L’incident a fait l’objet de nombreux articles et reportages. Certains rapports suggèrent que la décision d’arrêter temporairement les opérations a été prise autant pour des raisons financières que de sécurité. D’autres remontées signalent des problèmes au sein du réseau informatique de l’entreprise qui existaient avant l’incident et qui pourraient avoir contribué à la vulnérabilité de cette dernière vis à vis de ces attaques. Certains s’interrogent sur l’absence d’une personne dédiée en charge de la cybersécurité.
Le CEO de Colonial Pipeline, Joseph Blount, a été invité à témoigner lors d’une audience du House Homeland Security Committee les 9 et 10 juin. Son témoignage officiel de quatre heures devant le Sénat et la Chambre offre plusieurs révélations intéressantes sur cette attaque, ainsi que des conseils importants pour d’autres entreprises qui pourraient un jour se retrouver dans une situation similaire.
Voici quelques-unes des importantes leçons à tirer en matière de sécurité suite à cette attaque que les défenseurs pourront utiliser à l’avenir.
La nécessité de prioriser la sécurité
Bien que le témoignage n’ait pas expressément abordé le manque de structure dédiée à la cybersécurité au sein de l’entreprise, il s’agit d’un domaine à ne pas négliger, en particulier dans une entreprise aussi grande et importante que Colonial Pipeline.
Le rôle du RSSI/CISO est essentiel, il est chargé de s’assurer que les entreprises disposent d’un programme de sécurité complet, d’une vision stratégique en matière de cybersécurité et d’une place au sein du comité de direction de l’entreprise.
Le témoignage de Colonial Pipeline au Sénat a révélé qu’environ 200 millions de dollars (environ 168 millions d’euros) avaient été investis dans le domaine IT au cours des cinq dernières années, mais le montant dédié véritablement à la cybersécurité n’a pas été clairement spécifié.

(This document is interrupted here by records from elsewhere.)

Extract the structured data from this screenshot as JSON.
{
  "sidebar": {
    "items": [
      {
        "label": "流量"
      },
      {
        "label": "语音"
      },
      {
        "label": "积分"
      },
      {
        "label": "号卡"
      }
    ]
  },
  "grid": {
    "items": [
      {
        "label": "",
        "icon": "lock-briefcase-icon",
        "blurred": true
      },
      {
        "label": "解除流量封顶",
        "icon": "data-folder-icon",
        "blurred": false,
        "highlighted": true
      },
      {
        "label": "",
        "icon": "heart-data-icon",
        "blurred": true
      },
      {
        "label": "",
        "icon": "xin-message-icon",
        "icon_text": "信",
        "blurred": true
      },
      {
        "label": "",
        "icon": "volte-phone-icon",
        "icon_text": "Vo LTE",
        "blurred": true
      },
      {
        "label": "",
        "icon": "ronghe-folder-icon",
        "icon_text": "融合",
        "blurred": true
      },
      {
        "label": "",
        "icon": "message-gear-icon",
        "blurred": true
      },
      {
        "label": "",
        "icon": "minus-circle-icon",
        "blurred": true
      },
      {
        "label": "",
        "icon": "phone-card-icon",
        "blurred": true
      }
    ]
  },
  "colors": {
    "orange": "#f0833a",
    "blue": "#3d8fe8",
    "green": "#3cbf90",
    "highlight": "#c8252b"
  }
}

Être capable de définir des priorités de cybersécurité pour l’entreprise, disposer d’un budget suffisant pour les mettre en œuvre et de l’autorité nécessaire pour faire respecter ces priorités sont des éléments clés de la sécurisation d’une organisation.
Bien qu’un rôle de RSSI dédié puisse ne pas être approprié et nécessaire pour chaque entreprise, la discipline et l’attention particulière qu’un RSSI apporte à l’environnement sont primordiales.
En conséquence, les entreprises doivent au moins investir et s’engager à mettre en place un programme de cybersécurité et un plan de réponse aux incidents. Ces derniers devraient tout englober, de la mise en œuvre des bons outils à la création d’une véritable culture de sécurité, en passant par une bonne connaissance des étapes à suivre en cas de problème.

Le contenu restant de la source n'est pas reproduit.